Вскоре в лаборатории штабелями стояли коробки с рентгеновскими снимками. В них были результаты анализов – россыпь черных точек, разобраться в которых не мог никто, кроме него. Для Вёзе они были частями головоломки, которую надо было сложить в одно целое. Он с огромным трудом одолевал одну последовательность за другой. Так проходили месяцы и годы. Через десять лет были проанализированы рРНК примерно двух десятков различных живых существ. По сравнению с огромным количеством их видов это была мелочь, не заслуживающая внимания. Тем временем Вёзе исполнилось 47 лет, а он еще не опубликовал никаких результатов, не выступил ни с одним докладом ни на совещаниях, ни на конференциях. Большинство ученых игнорировали его работу, а те, кто знал его лично, отзывались о нем как о странном чудаке и беспочвенном мечтателе.
Но в 1967 году его посетила добрая фея. Она предстала в облике коллеги Ральфа Уолфа, который работал с метаногенными бактериями в одном из кабинетов поблизости. Эти организмы во многом отличаются от своих сородичей, так как производят метан, не переносят кислород и проживают в местах, далеких от привычных туристических троп, – в очистных сооружениях городской канализации и в коровьем кишечнике. Уолф попросил изучить рРНК этих маленьких вонючек, и Вёзе согласился. Полученные результаты были уникальны. Он повторил эксперимент, но итог оказался таким же. Что бы это могло значить? И тут к нему пришло просветление. Судя по ощущениям, свет исходил не от обычной лампочки, а от прожектора на 500 ватт.
Вёзе, которому не свойственны были эмоциональные проявления, помчался к Уолфу и закричал:
– Метаногены – это не бактерии!
– Разумеется, бактерии, – невозмутимо ответил коллега.
Но Вёзе не успокаивался. Он начал объяснять Ральфу Уолфу суть своего открытия, а тот становился все бледнее.
Если вы, будучи биологом, на протяжении нескольких месяцев бредете по джунглям, зараженным малярией, и в конце концов вытаскиваете из кустов за хвост какого-нибудь неизвестного доселе науке геккона, то успех налицо. Вы можете дать этой неуклюже барахтающейся ящерице имя и приладить ее на особую ветку древа жизни где-нибудь в верхней части кроны.
Но то, что Вёзе вычитал из рентгеновских снимков, было вообще ни на что не похоже. Тут речь шла не о новой веточке, а об отдельном стволе! Начиная с этого момента у древа жизни было уже не два главных ствола, а три. Наряду с эукариотами и прокариотами Карл Вёзе открыл организмы, у которых, как и у бактерий, не было ядра, но которые в остальном имели с бактериями так же мало общего, как человек с белыми грибами.

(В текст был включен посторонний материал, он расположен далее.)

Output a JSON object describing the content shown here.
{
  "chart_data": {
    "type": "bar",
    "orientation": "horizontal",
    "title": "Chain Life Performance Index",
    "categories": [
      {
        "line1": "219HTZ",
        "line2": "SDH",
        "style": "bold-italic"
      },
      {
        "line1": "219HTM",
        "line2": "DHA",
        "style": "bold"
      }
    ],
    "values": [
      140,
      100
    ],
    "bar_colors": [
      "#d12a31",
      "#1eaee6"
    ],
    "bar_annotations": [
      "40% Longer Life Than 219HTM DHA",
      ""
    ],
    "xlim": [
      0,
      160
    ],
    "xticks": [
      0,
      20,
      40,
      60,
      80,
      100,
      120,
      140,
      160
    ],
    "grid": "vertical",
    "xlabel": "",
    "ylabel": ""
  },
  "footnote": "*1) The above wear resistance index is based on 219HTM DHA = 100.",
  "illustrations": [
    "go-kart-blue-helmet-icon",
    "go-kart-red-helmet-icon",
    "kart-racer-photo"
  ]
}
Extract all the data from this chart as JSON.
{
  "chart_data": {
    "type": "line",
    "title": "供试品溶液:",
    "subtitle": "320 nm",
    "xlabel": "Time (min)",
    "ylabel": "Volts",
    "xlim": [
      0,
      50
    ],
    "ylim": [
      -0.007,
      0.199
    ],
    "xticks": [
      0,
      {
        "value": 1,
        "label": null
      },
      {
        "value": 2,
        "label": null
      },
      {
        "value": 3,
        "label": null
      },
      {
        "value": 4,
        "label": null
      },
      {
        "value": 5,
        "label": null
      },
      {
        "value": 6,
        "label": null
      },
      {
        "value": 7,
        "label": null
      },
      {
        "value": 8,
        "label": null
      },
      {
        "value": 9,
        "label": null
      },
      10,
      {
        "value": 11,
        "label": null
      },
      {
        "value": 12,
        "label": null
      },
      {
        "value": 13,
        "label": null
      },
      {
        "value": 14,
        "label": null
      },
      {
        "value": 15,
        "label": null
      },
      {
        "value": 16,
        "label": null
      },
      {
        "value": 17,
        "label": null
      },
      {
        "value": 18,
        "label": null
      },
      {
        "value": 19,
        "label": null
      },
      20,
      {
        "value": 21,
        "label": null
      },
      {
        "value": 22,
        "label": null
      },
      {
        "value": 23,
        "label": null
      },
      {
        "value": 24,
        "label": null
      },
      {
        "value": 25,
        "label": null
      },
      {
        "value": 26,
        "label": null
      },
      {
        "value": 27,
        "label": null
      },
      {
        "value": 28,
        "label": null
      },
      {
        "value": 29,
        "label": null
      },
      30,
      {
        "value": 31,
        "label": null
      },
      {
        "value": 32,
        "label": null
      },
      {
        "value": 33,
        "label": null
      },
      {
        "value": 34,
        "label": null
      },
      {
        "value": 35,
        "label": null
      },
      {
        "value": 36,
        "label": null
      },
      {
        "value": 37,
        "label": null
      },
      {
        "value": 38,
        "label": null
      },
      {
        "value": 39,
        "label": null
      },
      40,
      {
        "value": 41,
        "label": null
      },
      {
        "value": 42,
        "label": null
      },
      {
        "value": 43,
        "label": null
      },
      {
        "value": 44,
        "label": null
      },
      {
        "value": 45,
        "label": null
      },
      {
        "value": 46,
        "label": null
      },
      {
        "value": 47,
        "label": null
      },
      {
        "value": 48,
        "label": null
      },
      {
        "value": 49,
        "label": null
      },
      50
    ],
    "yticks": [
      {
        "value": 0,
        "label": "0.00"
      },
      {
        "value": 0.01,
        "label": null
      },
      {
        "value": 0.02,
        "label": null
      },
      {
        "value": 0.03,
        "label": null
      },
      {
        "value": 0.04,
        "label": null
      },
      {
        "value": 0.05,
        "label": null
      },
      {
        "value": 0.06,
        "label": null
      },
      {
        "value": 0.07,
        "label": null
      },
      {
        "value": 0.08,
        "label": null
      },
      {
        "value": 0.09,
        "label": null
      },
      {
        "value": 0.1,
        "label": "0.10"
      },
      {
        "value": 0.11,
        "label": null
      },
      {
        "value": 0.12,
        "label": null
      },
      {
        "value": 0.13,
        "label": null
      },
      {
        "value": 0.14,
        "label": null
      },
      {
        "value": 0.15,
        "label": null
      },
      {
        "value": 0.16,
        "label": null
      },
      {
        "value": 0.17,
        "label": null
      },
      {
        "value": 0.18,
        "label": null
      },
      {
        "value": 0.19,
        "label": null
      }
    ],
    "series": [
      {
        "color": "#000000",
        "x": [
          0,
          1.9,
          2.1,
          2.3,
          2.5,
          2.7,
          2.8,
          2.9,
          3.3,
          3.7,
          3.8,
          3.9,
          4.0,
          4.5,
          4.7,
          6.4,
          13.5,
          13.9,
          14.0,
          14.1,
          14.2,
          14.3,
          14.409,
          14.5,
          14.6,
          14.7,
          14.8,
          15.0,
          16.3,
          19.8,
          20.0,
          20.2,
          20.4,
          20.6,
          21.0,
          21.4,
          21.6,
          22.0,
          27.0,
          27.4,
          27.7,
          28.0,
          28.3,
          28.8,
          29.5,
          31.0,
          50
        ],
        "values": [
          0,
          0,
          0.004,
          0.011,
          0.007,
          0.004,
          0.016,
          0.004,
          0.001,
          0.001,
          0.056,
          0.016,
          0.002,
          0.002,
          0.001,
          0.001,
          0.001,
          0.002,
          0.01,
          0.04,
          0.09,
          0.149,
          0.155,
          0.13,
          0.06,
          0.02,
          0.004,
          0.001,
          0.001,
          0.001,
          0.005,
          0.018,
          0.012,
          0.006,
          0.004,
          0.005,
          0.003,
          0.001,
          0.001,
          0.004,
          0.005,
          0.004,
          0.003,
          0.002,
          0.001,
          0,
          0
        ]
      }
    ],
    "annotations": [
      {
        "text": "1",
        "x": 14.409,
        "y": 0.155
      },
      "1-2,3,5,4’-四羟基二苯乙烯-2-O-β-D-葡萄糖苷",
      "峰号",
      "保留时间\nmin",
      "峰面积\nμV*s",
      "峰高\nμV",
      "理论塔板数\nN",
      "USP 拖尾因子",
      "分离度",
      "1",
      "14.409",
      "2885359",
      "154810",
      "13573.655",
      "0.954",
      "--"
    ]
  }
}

Вёзе и коллеги назвали представителей третьего ствола архебактериями, или археями (что чаще употребляется в наши дни). Результаты были опубликованы в одном из научных журналов. Одновременно была созвана пресс-конференция, а статья об открытии появилась на первой полосе New York Times! Научное сообщество не проявило по этому поводу никакого восторга. На их взгляд, это попахивало авантюризмом. Ведь теория была представлена общественности еще до того, как эксперты получили возможность с ней ознакомиться. Те же, кто сумел это сделать, заметили, что работа основывается на методах, о которых мало кто слышал, не говоря уже о том, чтобы ими владеть. Таким образом, перепроверить данные было невозможно. Вполне вероятно, что Вёзе все это выдумал. Приговор научного мира был суров: не принимать Вёзе и Уолфа всерьез. Ральфу Уолфу даже позвонил американский микробиолог Сальвадор Лурия, только что получивший Нобелевскую премию: «Ральф, ты губишь свою карьеру! Тебе необходимо дистанцироваться от всего этого безобразия». Уолф потел, но не сдавался.
Слухи и брожения продолжались, но никто не смог хоть как-то опровергнуть наблюдения Вёзе и Уолфа. Вёзе был убежден в своей правоте. Он снова на несколько лет заперся в своей лаборатории и продолжил работу. Поскольку критика не утихала, для подтверждения своей теории Вёзе решил обнаружить среди поступающих проб других представителей класса архей. И они нашлись.